Os islâmicos, por exemplo, inverteram a orientação do norte como topo do mapa em sua própria obra, e especialistas como Muhammad al-Idrisi se basearam nesse trabalho para fazer mapas muito influentes para os exploradores e cartógrafos franceses, italianos e holandeses até meados do século XVIII.
(A Tabula Rogeriana,
desenhada por al-Idrisi para Rogério II da Sicília em 1154, um dos mapas
mundiais medievais mais avançados. Consolidação moderna, criada a partir das 70
páginas duplas de al-Idrisi, mostradas de cabeça para baixo, já que o original
tinha o Sul no topo.)
Cristóvão Colombo, por exemplo, foi bastante influenciado pelas descrições de Ptolomeu da Ásia, ainda que fossem bastante imprecisas. Foi por isso, em grande parte, que o navegador acreditava estar indo em direção a riquezas facilmente acessíveis quando buscou circunavegar o planeta — com um resultado já conhecido. Quem realmente conseguiu circunavegar o planeta de verdade foi Fernão de Magalhães, há mais de 500 anos.
(Os mistérios do mapa de
1491 que guiou Cristóvão Colombo, O mapa Mundo desenhado por Henricus
Martellus, que terá orientado Cristóvão Colombo.)
Antes do fim, uma revolução
Antes da chegada dos
satélites, que mudariam a cartografia para sempre, outra revolução ajudou na
fabricação dos mapas — a bússola magnética. O ser humano já conhecia o
magnetismo há muito tempo, mas foi só em torno do século XIII que a aplicação
do conceito em aparelhos confiáveis se tornou possível.

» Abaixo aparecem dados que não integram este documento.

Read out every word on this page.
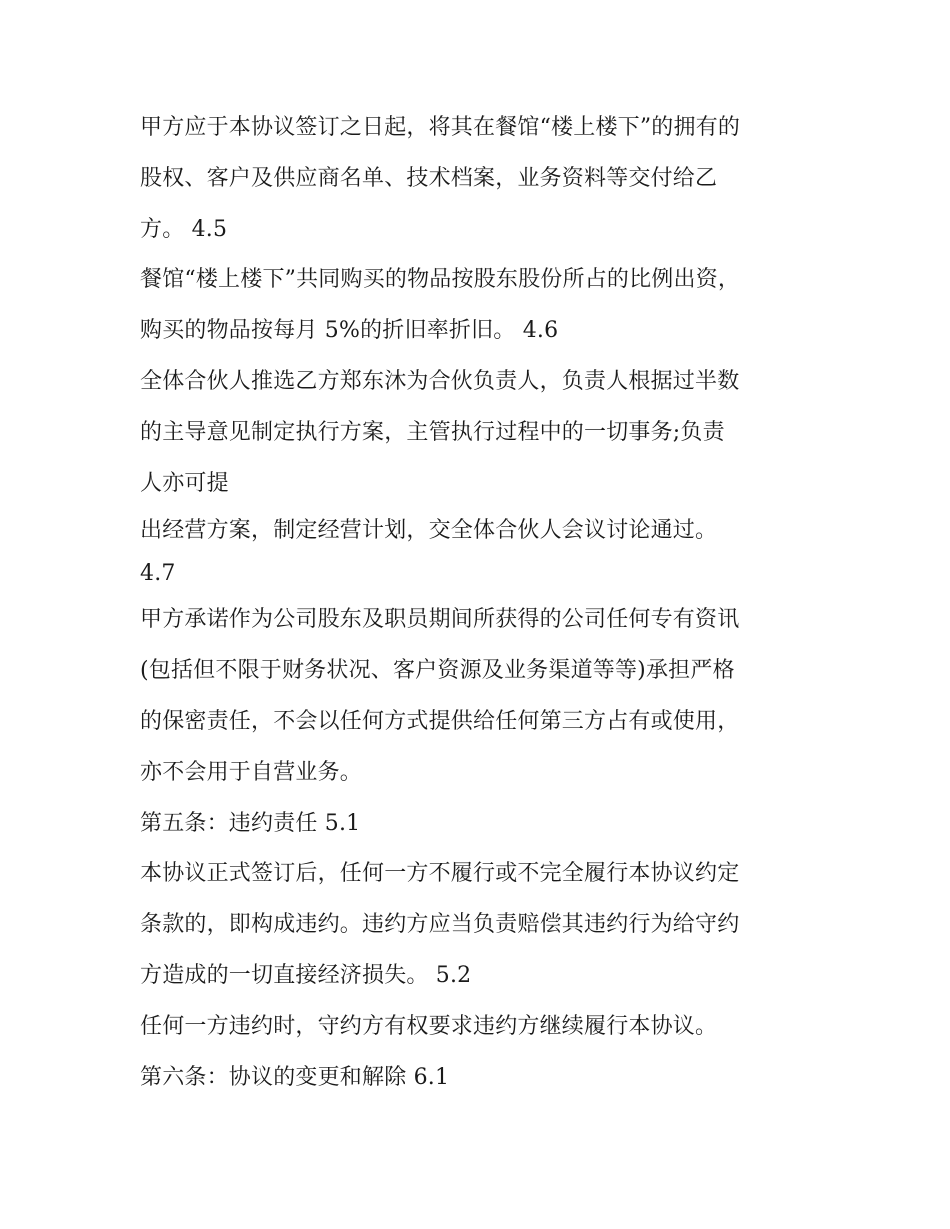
甲方应于本协议签订之日起，将其在餐馆“楼上楼下”的拥有的
股权、客户及供应商名单、技术档案，业务资料等交付给乙
方。 4.5
餐馆“楼上楼下”共同购买的物品按股东股份所占的比例出资，
购买的物品按每月 5%的折旧率折旧。 4.6
全体合伙人推选乙方郑东沐为合伙负责人，负责人根据过半数
的主导意见制定执行方案，主管执行过程中的一切事务;负责
人亦可提
出经营方案，制定经营计划，交全体合伙人会议讨论通过。
4.7
甲方承诺作为公司股东及职员期间所获得的公司任何专有资讯
(包括但不限于财务状况、客户资源及业务渠道等等)承担严格
的保密责任，不会以任何方式提供给任何第三方占有或使用，
亦不会用于自营业务。
第五条：违约责任 5.1
本协议正式签订后，任何一方不履行或不完全履行本协议约定
条款的，即构成违约。违约方应当负责赔偿其违约行为给守约
方造成的一切直接经济损失。 5.2
任何一方违约时，守约方有权要求违约方继续履行本协议。
第六条：协议的变更和解除 6.1
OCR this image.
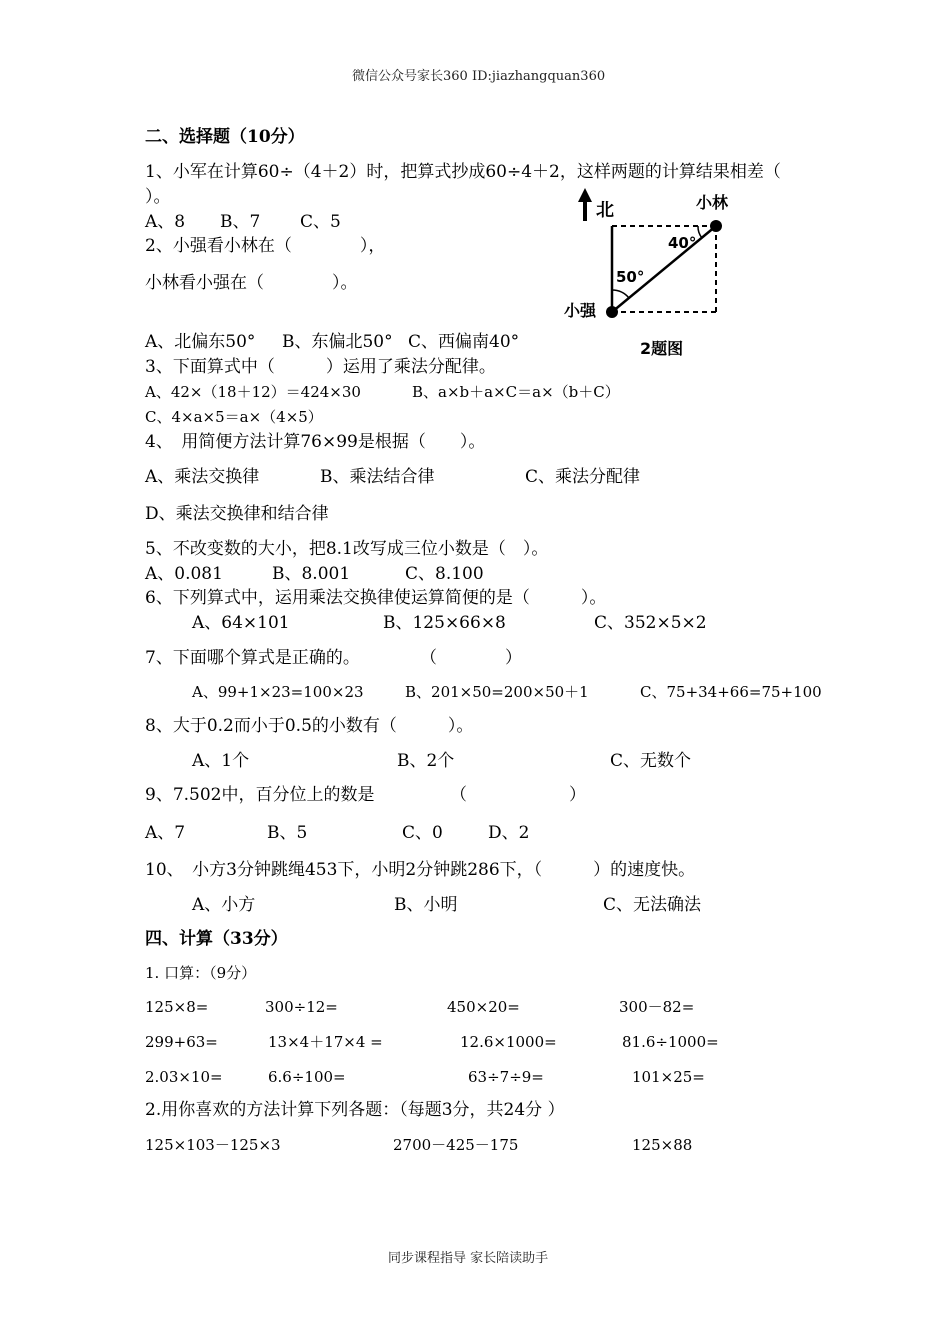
微信公众号家长360 ID:jiazhangquan360
二、选择题（10分）
1、小军在计算60÷（4＋2）时，把算式抄成60÷4＋2，这样两题的计算结果相差（
）。
A、8 B、7 C、5
2、小强看小林在（　　　　），
小林看小强在（　　　　）。
北	小林
小强
40°
50°
2题图
A、北偏东50° B、东偏北50° C、西偏南40°
3、下面算式中（　　　）运用了乘法分配律。
A、42×（18＋12）＝424×30	B、a×b＋a×C＝a×（b＋C）
C、4×a×5＝a×（4×5）
4、　用简便方法计算76×99是根据（　　）。
A、乘法交换律	B、乘法结合律	C、乘法分配律
D、乘法交换律和结合律
5、不改变数的大小，把8.1改写成三位小数是（　）。
A、0.081	B、8.001	C、8.100
6、下列算式中，运用乘法交换律使运算简便的是（　　　）。
A、64×101	B、125×66×8	C、352×5×2
7、下面哪个算式是正确的。	（　　　　）
A、99+1×23=100×23	B、201×50=200×50＋1	C、75+34+66=75+100
8、大于0.2而小于0.5的小数有（　　　）。
A、1个	B、2个	C、无数个
9、7.502中，百分位上的数是	（　　　　　　）
A、7	B、5	C、0	D、2
10、　小方3分钟跳绳453下，小明2分钟跳286下，（　　　）的速度快。
A、小方	B、小明	C、无法确法
四、计算（33分）
1. 口算：（9分）
125×8=	300÷12=	450×20=	300－82=
299+63=	13×4＋17×4 =	12.6×1000=	81.6÷1000=
2.03×10=	6.6÷100=	63÷7÷9=	101×25=
2.用你喜欢的方法计算下列各题：（每题3分，共24分 ）
125×103－125×3	2700－425－175	125×88
同步课程指导 家长陪读助手
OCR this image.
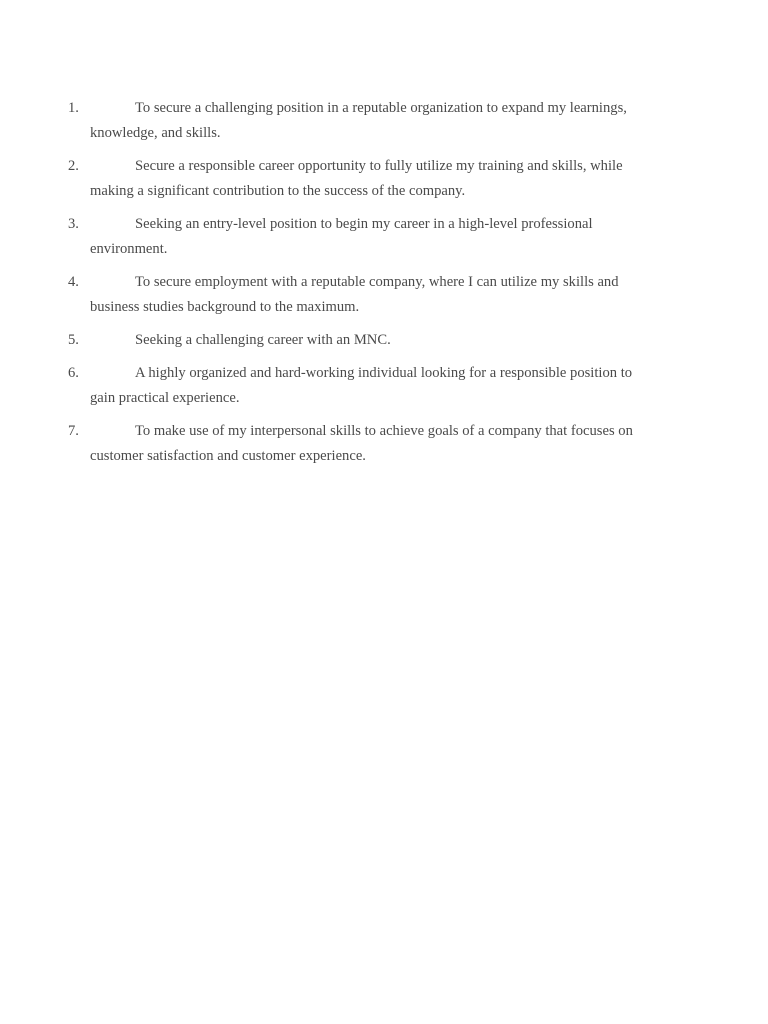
1.	To secure a challenging position in a reputable organization to expand my learnings, knowledge, and skills.
2.	Secure a responsible career opportunity to fully utilize my training and skills, while making a significant contribution to the success of the company.
3.	Seeking an entry-level position to begin my career in a high-level professional environment.
4.	To secure employment with a reputable company, where I can utilize my skills and business studies background to the maximum.
5.	Seeking a challenging career with an MNC.
6.	A highly organized and hard-working individual looking for a responsible position to gain practical experience.
7.	To make use of my interpersonal skills to achieve goals of a company that focuses on customer satisfaction and customer experience.
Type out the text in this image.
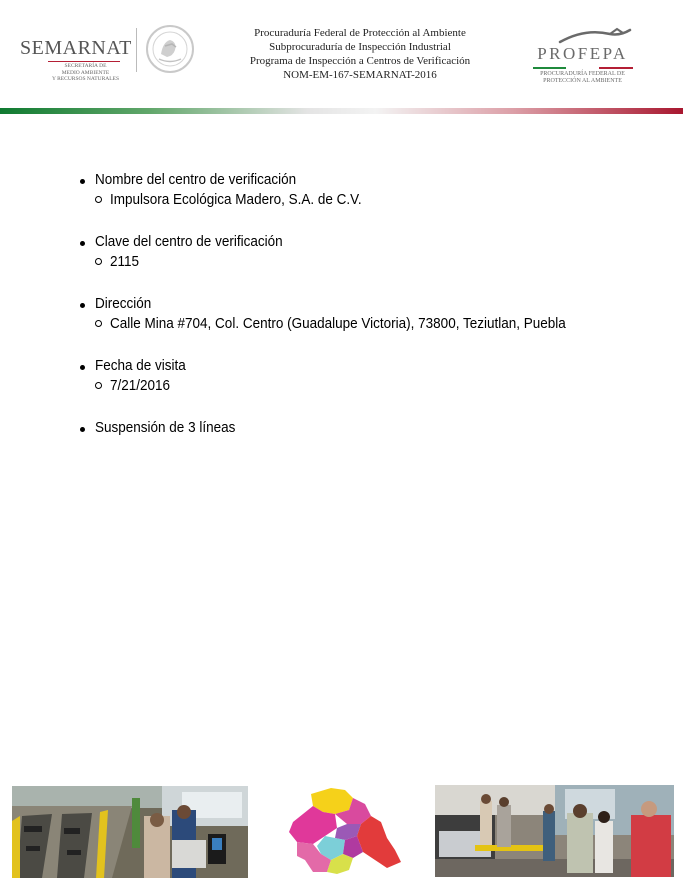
SEMARNAT
SECRETARÍA DE
MEDIO AMBIENTE
Y RECURSOS NATURALES
Procuraduría Federal de Protección al Ambiente
Subprocuraduría de Inspección Industrial
Programa de Inspección a Centros de Verificación
NOM-EM-167-SEMARNAT-2016
PROFEPA
PROCURADURÍA FEDERAL DE
PROTECCIÓN AL AMBIENTE
Nombre del centro de verificación
Impulsora Ecológica Madero, S.A. de C.V.
Clave del centro de verificación
2115
Dirección
Calle Mina #704, Col. Centro (Guadalupe Victoria), 73800, Teziutlan, Puebla
Fecha de visita
7/21/2016
Suspensión de 3 líneas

Os mapas antes dessa invenção ficaram obsoletos, e foi criado o mapa portulano, uma espécie de guia náutico. Ele ajudava os viajantes a ir de porto a porto, já que seu desenho era feito para poder ser visto de qualquer ângulo — cada porto tinha uma rosa dos ventos própria, se ramificando por todo o mapa, facilitando o cálculo da viagem de um lugar a outro.
(As mais antigas
cartas-portulano: Carta Pisana (c. 1275) e a de Giovanni da Carignano (c.
1307).)
Foi em um mapa portulano, inclusive, que foi desenhada a primeira rosa dos ventos. Era o Atlas Catalão, feito por cartógrafos para o rei francês Carlos V ao compilar muitos outros mapas. Embora a autoria seja pouco clara, acredita-se que o judeu maiorquino (da ilha de Mallorca) Abraão Cresques tenha sido o responsável.
(Pormenor
do Atlas Catalão (c. 1375).)
Seu mapa é uma ótima
representação temática de como se pensava que fosse o mundo, cheio de detalhes
importantes de locais reais, mas também incluindo desenhos fantásticos de
sereias e criaturas lendárias diversas. Ter muitas fontes acabava gerando a
inclusão de mitos e histórias de viajantes, com monstros marinhos e dragões e,
muitas vezes, terras lendárias apenas especuladas, nunca visitadas.
Com o aperfeiçoamento dos
métodos de checagem e refinamento das medições, os próximos séculos viram o
surgimento de mapas mais precisos e úteis, sem tanta fantasia — é seguro dizer
que, antes dos satélites, que tiraram a primeira foto espacial do mundo em
1959, tínhamos mapas precisos, sim. Só levava muito mais tempo para fazê-los,
mesmo com a advento de fotografias aéreas.